At that rate there was no hope of filling even one cavity per session. On average it took four trips to plug each hole, with the gap stopped by a temporary filling until the big day came when the cavity could receive its permanent filling of amalgam. Before the amalgam went in, the cavity had first to be lined. The lining included some alcohol-based component which, if it fell on your tongue, burned like Mexican food, but with the mouth jacked open there was nothing to be done except hope the inserted rubber pipe would suck it away along with the spit. Then the amalgam was smeared in, a few flakes at a time, on metal spatulas, like paint from the palette of a slap-happy but somnambulistic Post-Impressionist gradually going mad with the impasto. At the subsequent session the hardened filling was polished and the next cavity made its first, tentative encounter with the shy tip of the lethargically turning drill. Since I had something like thirty-four cavities to fill — I can remember for certain that there were more holes than I had teeth — it will be appreciated that the course of treatment stretched over what is called, in Australia, a considerable period of time. Finally all my teeth had been shot full of lead. I had a mouth like two sets of knuckle-dusters. The pièce de résistance was fashioned from a nobler metal. It was a heart-shaped gold filling in one of my front teeth. Mr Jolly worked on that one like Benvenuto Cellini on the statue of Perseus. By the time it was in position I had finished high school and was ready to begin university.

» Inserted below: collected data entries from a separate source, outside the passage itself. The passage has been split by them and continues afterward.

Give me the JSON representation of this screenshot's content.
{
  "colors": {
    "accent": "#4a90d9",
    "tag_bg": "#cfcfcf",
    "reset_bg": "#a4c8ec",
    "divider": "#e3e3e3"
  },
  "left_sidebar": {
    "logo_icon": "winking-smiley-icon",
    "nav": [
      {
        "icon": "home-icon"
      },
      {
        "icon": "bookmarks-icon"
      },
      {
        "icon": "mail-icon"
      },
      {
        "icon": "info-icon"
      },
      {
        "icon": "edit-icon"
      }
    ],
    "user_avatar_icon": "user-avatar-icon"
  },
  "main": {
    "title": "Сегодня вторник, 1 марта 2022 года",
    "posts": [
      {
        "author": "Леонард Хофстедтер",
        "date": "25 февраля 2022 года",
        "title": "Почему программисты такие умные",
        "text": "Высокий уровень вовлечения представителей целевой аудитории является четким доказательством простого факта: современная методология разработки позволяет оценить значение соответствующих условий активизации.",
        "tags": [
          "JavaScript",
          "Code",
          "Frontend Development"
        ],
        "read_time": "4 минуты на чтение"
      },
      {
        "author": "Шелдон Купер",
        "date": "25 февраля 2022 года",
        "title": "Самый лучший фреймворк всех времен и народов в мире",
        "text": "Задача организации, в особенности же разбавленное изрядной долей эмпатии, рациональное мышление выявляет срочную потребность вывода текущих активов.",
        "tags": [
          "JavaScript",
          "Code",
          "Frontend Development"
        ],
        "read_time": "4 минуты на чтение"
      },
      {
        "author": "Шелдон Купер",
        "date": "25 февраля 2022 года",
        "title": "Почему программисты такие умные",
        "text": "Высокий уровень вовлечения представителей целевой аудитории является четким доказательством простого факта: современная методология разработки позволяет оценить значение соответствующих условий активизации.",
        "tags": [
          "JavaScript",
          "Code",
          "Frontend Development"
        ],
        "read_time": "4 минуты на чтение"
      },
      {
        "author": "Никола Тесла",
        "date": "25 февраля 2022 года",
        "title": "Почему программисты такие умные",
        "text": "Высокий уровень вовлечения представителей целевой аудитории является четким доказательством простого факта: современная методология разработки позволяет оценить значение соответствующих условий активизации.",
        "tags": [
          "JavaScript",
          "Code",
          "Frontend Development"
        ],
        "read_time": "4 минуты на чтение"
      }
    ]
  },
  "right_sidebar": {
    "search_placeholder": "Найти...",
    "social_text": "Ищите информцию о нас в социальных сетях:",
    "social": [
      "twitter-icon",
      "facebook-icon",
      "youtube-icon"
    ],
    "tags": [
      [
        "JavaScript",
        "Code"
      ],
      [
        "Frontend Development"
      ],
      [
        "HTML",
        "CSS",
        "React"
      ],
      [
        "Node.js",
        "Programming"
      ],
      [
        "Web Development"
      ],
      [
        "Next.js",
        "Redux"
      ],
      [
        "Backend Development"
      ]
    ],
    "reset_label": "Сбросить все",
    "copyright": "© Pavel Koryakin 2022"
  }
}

Mr Jolly told me that of all my unsatisfactory aspects as a patient, the most depressing was the way he couldn’t start work on my mouth each week without first cleaning out the debris of chocolate, toffee, liquorice and mashed peanuts from around the very fillings he had spent a good part of his career painstakingly inserting. I got the impression that he wouldn’t have minded seeing me take a bit of the pain myself, yet he never succumbed to the temptation. He must have been a saint.

Barry wasn’t that but perhaps his straightforwardness was a virtue. Where Mr Jolly would do everything to put fear at rest, Barry would tell you the worst and challenge you to run. ‘This next bit’s going to hurt like buggery.’ He was right every time. Within minutes of each session starting I was making inner vows not to come back next week, but he had a way around that. ‘I’m going to leave that molar wide open so the muck inside can dry out, but if you don’t come back soon the bludger’ll go septic and you’ll die in agony.’ He did about a year’s work in three weeks. Most of my back teeth were beyond hope but the front ones looked like the full allocation unless I laughed, which I didn’t feel like doing for some time. The last and hardest job was to clean up my gums. After every few scrapes I flew around the surgery like an open-mouth balloon. The girl from Curl Curl pinned me with a body-slam and the job was done. ‘You’d feel a lot less scared,’ said Barry, saying goodbye for ever, ‘if you understood your real problem.’ Wet-eyed with relief, gratitude and remembered pain, I asked him what that was. ‘You’re a coward.’